Winona Ryder in high school
“I was wearing an old Salvation Army shop boy’s suit. As I went to the bathroom I heard people saying, ‘Hey, faggot’. They slammed my head into a locker. I fell to the ground and they started to kick the shit out of me. I had to have stitches. The school kicked me out, not the bullies.
“Years later, I went to a coffee shop and I ran into one of the girls who’d kicked me, and she said, ‘Winona, Winona, can I have your autograph?’ And I said, ‘Do you remember me? Remember in seventh grade you beat up that kid?’ And she said, ‘Kind of’. And I said, ‘That was me. Go fuck yourself.’”
I was just talking about this sort of thing the other day.
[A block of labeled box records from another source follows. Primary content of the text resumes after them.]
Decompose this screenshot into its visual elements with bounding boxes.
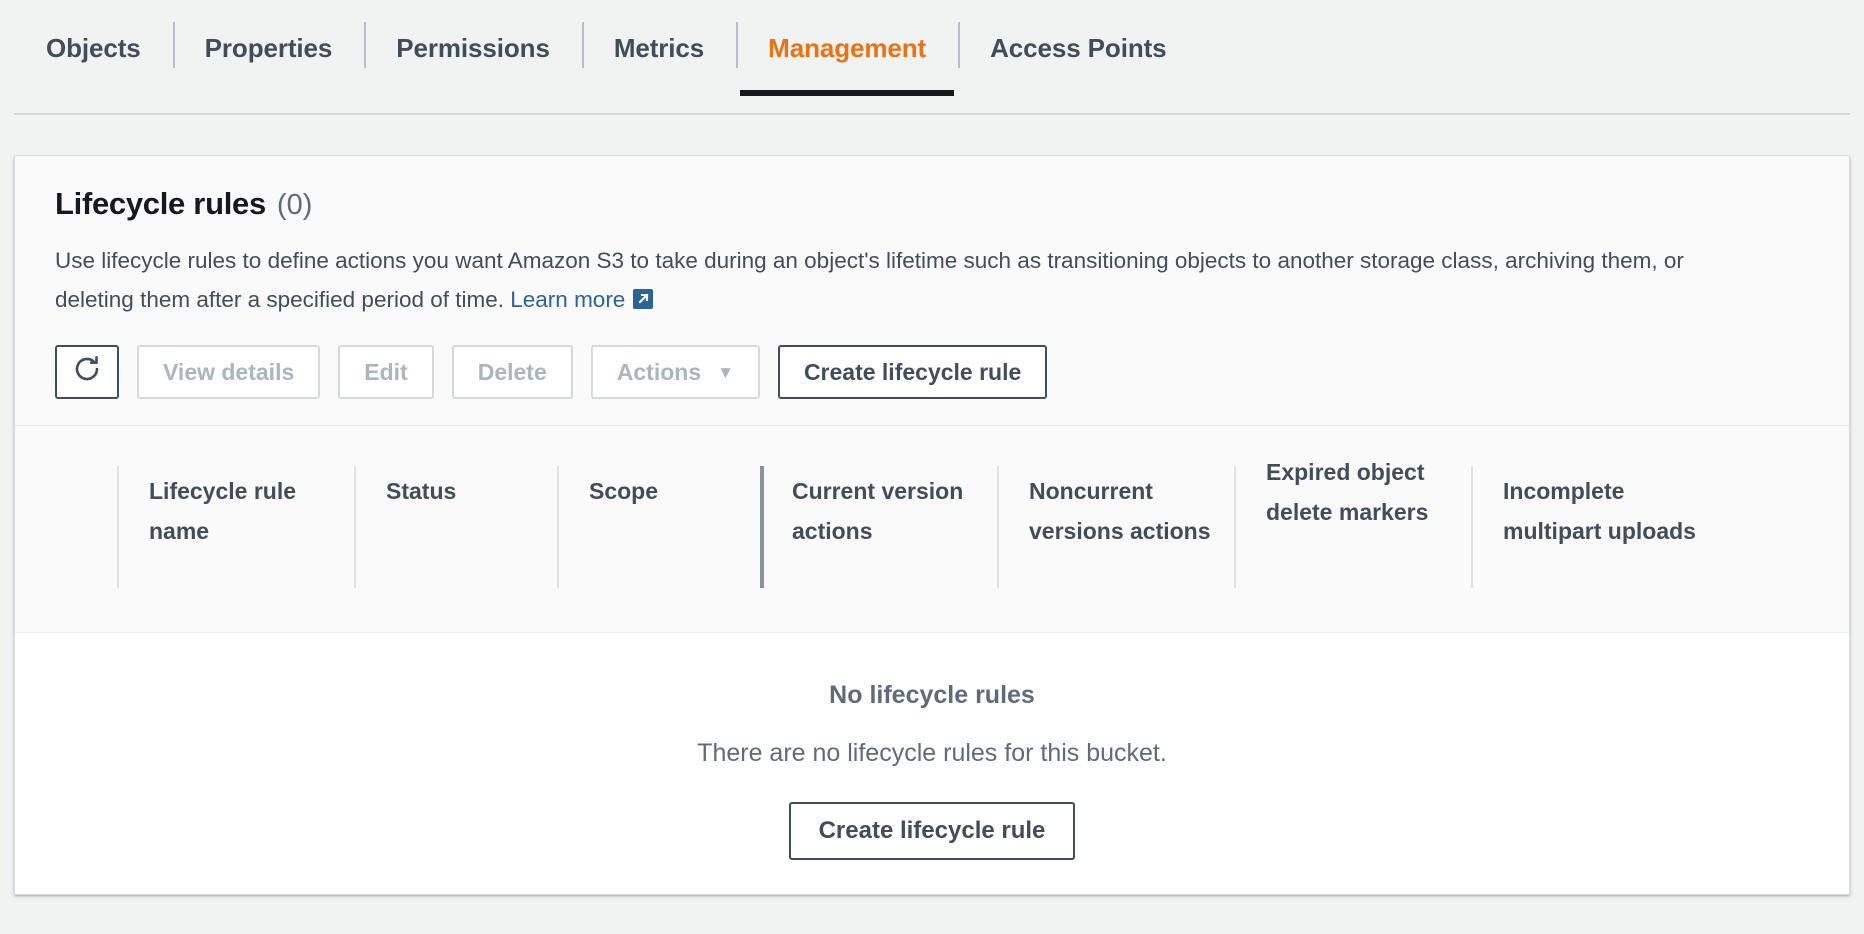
tab-management-label: Management — [768, 32, 927, 63]
create-lifecycle-rule-button[interactable]: Create lifecycle rule — [777, 345, 1048, 399]
column-header-lifecycle-rule-name[interactable]: Lifecycle rule name — [117, 426, 354, 632]
tab-objects[interactable]: Objects — [14, 0, 173, 96]
column-header-current-version-actions[interactable]: Current version actions — [760, 426, 997, 632]
empty-state-actions: Create lifecycle rule — [15, 802, 1849, 860]
column-header-expired-object-delete-markers[interactable]: Expired object delete markers — [1234, 426, 1471, 632]
rules-count-badge: (0) — [276, 189, 313, 221]
empty-state-subtitle: There are no lifecycle rules for this bu… — [697, 739, 1167, 767]
tab-objects-label: Objects — [46, 32, 141, 63]
column-label: Scope — [589, 478, 659, 504]
empty-state: No lifecycle rules There are no lifecycl… — [15, 633, 1849, 860]
description-text: Use lifecycle rules to define actions yo… — [55, 248, 1684, 312]
panel-description: Use lifecycle rules to define actions yo… — [55, 241, 1755, 323]
edit-button[interactable]: Edit — [338, 345, 434, 399]
tab-properties[interactable]: Properties — [172, 0, 365, 96]
column-label: Lifecycle rule name — [149, 478, 297, 544]
actions-dropdown-button[interactable]: Actions ▼ — [590, 345, 760, 399]
tab-list: Objects Properties Permissions Metrics M… — [0, 0, 1864, 115]
column-header-noncurrent-versions-actions[interactable]: Noncurrent versions actions — [997, 426, 1234, 632]
view-details-label: View details — [163, 358, 295, 385]
tab-properties-label: Properties — [204, 32, 333, 63]
empty-state-create-label: Create lifecycle rule — [818, 817, 1046, 844]
lifecycle-toolbar: View details Edit Delete Actions ▼ Creat… — [55, 345, 1809, 425]
delete-button[interactable]: Delete — [451, 345, 573, 399]
tab-access-points[interactable]: Access Points — [958, 0, 1198, 96]
delete-label: Delete — [477, 358, 547, 385]
refresh-icon — [72, 354, 102, 390]
tab-metrics-label: Metrics — [613, 32, 705, 63]
panel-header: Lifecycle rules (0) Use lifecycle rules … — [15, 156, 1849, 426]
lifecycle-table-header: Lifecycle rule name Status Scope Current… — [15, 426, 1849, 633]
view-details-button[interactable]: View details — [137, 345, 321, 399]
chevron-down-icon: ▼ — [717, 362, 734, 382]
column-label: Noncurrent versions actions — [1029, 478, 1211, 544]
lifecycle-rules-panel: Lifecycle rules (0) Use lifecycle rules … — [14, 155, 1850, 895]
external-link-icon — [631, 284, 655, 323]
tab-permissions[interactable]: Permissions — [364, 0, 582, 96]
actions-label: Actions — [616, 358, 702, 385]
tab-access-points-label: Access Points — [990, 32, 1167, 63]
create-lifecycle-rule-label: Create lifecycle rule — [803, 358, 1022, 385]
column-header-scope[interactable]: Scope — [557, 426, 760, 632]
column-label: Expired object delete markers — [1266, 459, 1429, 525]
tabbar-divider — [14, 113, 1850, 115]
page-title: Lifecycle rules — [55, 186, 266, 221]
column-label: Status — [386, 478, 457, 504]
learn-more-link[interactable]: Learn more — [510, 287, 625, 312]
column-label: Current version actions — [792, 478, 964, 544]
column-header-incomplete-multipart-uploads[interactable]: Incomplete multipart uploads — [1471, 426, 1731, 632]
column-label: Incomplete multipart uploads — [1503, 478, 1696, 544]
panel-title-row: Lifecycle rules (0) — [55, 186, 1809, 222]
tab-metrics[interactable]: Metrics — [581, 0, 736, 96]
refresh-button[interactable] — [55, 345, 119, 399]
empty-state-title: No lifecycle rules — [829, 681, 1035, 709]
tab-permissions-label: Permissions — [396, 32, 550, 63]
column-header-status[interactable]: Status — [354, 426, 557, 632]
edit-label: Edit — [364, 358, 408, 385]
empty-state-create-lifecycle-rule-button[interactable]: Create lifecycle rule — [788, 802, 1076, 860]
bucket-tabs: Objects Properties Permissions Metrics M… — [0, 0, 1864, 115]
tab-management[interactable]: Management — [736, 0, 958, 96]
I used to get into fist fights with a group of bullies nearly every day in 3rd grade. I held my own but it drained me. My school progress reports said that I had a really bad temper. I had trouble trusting and making friends beyond those I already knew.
In 8th grade, my parents moved my sister and I to a suburb in Jersey where I got into fights every day at lunchtime for a while. Whenever I looked for help from the teachers on duty, they would look the other way. If I was angry before, suddenly I had even more reason to be.
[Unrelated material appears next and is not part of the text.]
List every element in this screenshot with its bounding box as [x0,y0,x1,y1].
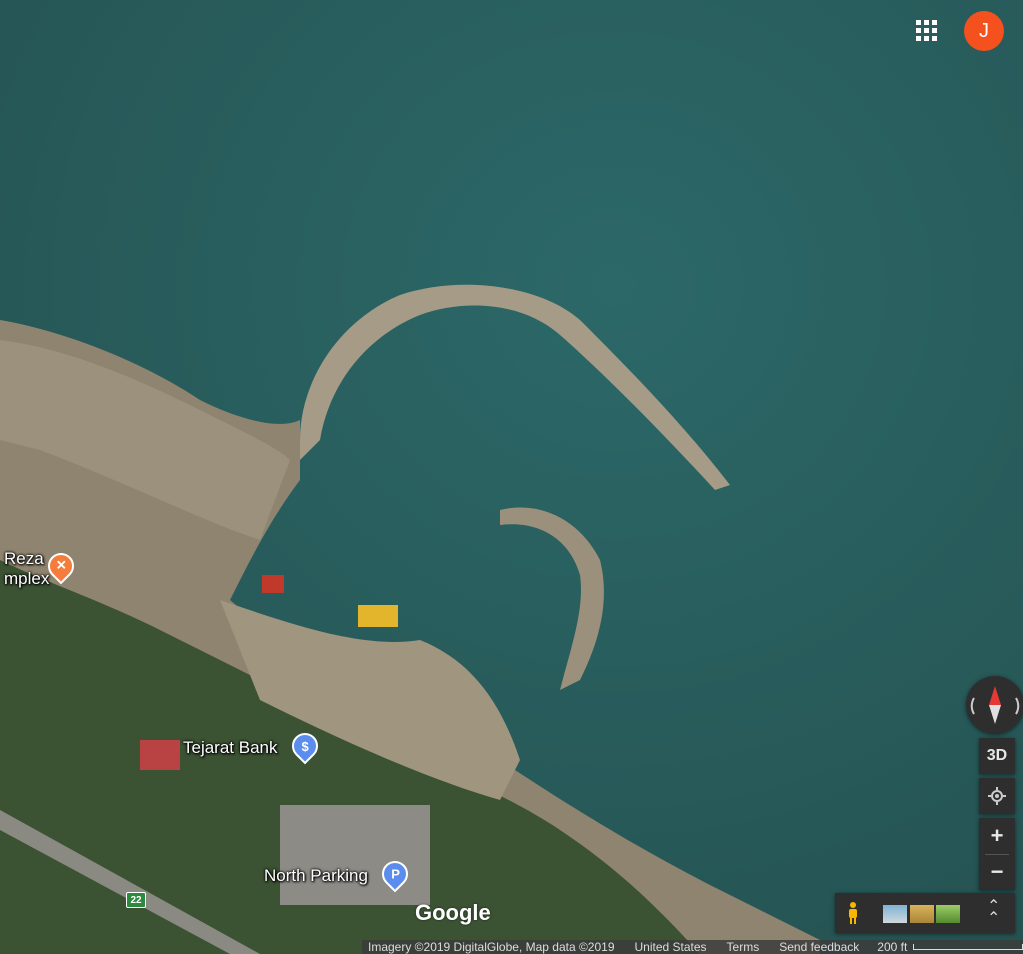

But somehow, I never grew up racist or angry or violent. Not sure why but I’m glad it didn’t happen.
These experiences helped define me but I never let them consume me.
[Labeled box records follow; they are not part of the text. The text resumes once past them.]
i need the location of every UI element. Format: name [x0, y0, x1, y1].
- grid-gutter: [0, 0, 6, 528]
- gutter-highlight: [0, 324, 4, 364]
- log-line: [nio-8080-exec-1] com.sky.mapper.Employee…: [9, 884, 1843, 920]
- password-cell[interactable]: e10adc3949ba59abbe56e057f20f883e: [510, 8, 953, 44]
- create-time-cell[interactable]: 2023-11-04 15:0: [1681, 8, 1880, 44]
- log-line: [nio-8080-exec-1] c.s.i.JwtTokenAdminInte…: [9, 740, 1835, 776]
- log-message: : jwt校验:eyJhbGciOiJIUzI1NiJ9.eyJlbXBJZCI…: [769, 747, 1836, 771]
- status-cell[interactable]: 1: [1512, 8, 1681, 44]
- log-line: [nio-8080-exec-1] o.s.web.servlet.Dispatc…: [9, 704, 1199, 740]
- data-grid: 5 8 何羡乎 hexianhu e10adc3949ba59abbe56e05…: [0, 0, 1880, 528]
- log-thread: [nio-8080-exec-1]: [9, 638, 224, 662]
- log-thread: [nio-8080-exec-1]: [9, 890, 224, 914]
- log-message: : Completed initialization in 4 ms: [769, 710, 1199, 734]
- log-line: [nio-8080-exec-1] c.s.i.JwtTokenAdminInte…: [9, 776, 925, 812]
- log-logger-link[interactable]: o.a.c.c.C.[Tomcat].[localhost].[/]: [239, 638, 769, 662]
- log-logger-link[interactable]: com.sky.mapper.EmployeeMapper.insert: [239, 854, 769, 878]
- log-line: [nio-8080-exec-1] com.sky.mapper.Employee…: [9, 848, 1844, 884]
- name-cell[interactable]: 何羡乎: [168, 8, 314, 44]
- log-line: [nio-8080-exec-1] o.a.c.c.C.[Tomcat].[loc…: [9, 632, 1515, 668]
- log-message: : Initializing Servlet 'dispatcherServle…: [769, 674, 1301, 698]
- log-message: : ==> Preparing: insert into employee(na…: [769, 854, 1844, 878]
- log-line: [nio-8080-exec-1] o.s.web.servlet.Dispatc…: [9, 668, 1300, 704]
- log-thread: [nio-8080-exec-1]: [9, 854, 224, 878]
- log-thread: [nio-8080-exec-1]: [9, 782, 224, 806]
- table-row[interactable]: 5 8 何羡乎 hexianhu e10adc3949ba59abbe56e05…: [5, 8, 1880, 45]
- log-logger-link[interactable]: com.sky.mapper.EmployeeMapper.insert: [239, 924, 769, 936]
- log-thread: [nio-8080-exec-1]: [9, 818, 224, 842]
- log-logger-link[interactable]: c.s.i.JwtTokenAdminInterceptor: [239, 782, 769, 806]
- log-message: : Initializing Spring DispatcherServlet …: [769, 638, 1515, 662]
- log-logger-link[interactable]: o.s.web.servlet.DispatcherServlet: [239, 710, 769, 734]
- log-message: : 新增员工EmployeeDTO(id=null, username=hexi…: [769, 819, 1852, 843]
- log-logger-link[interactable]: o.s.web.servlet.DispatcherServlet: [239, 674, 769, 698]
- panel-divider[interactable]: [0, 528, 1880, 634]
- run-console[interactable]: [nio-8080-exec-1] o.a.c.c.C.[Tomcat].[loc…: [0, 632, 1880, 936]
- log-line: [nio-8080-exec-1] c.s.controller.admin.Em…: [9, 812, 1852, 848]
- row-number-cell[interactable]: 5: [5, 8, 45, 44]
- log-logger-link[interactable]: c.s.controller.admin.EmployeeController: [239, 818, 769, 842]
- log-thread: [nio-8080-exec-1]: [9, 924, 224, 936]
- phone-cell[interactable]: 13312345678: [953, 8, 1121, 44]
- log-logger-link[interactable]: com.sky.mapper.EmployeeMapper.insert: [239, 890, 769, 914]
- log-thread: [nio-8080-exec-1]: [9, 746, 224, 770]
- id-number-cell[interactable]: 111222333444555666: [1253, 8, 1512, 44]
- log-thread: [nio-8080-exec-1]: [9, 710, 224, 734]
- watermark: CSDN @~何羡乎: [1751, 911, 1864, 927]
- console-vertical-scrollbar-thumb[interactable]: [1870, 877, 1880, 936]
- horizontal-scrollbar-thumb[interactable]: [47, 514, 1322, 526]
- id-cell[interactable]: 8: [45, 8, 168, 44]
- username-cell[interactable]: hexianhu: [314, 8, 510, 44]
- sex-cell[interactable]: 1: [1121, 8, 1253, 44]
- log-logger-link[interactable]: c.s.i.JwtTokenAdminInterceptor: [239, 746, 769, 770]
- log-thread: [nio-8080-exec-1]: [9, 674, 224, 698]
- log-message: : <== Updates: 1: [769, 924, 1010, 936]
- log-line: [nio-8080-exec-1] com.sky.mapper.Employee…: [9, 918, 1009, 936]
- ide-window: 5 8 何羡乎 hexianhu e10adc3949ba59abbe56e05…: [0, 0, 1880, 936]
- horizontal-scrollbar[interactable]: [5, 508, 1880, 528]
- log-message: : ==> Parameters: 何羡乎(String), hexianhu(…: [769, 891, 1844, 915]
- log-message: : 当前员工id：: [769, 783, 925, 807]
Instead I did what made me happy — I fulfilled my intellectual curiosity while my friends and family taught me how to be more emotionally open.
Now I’m a grown up with a life filled with people and things that never fail to interest me.
While I don’t necessary believe in revenge or that, somehow, bad people get what they deserve, take it from Winona’s or my story above — yes it sucks but DFTBA because in the long run, it won’t even matter.
I’m not sure if I would have believed it back then but it would have been nice to know.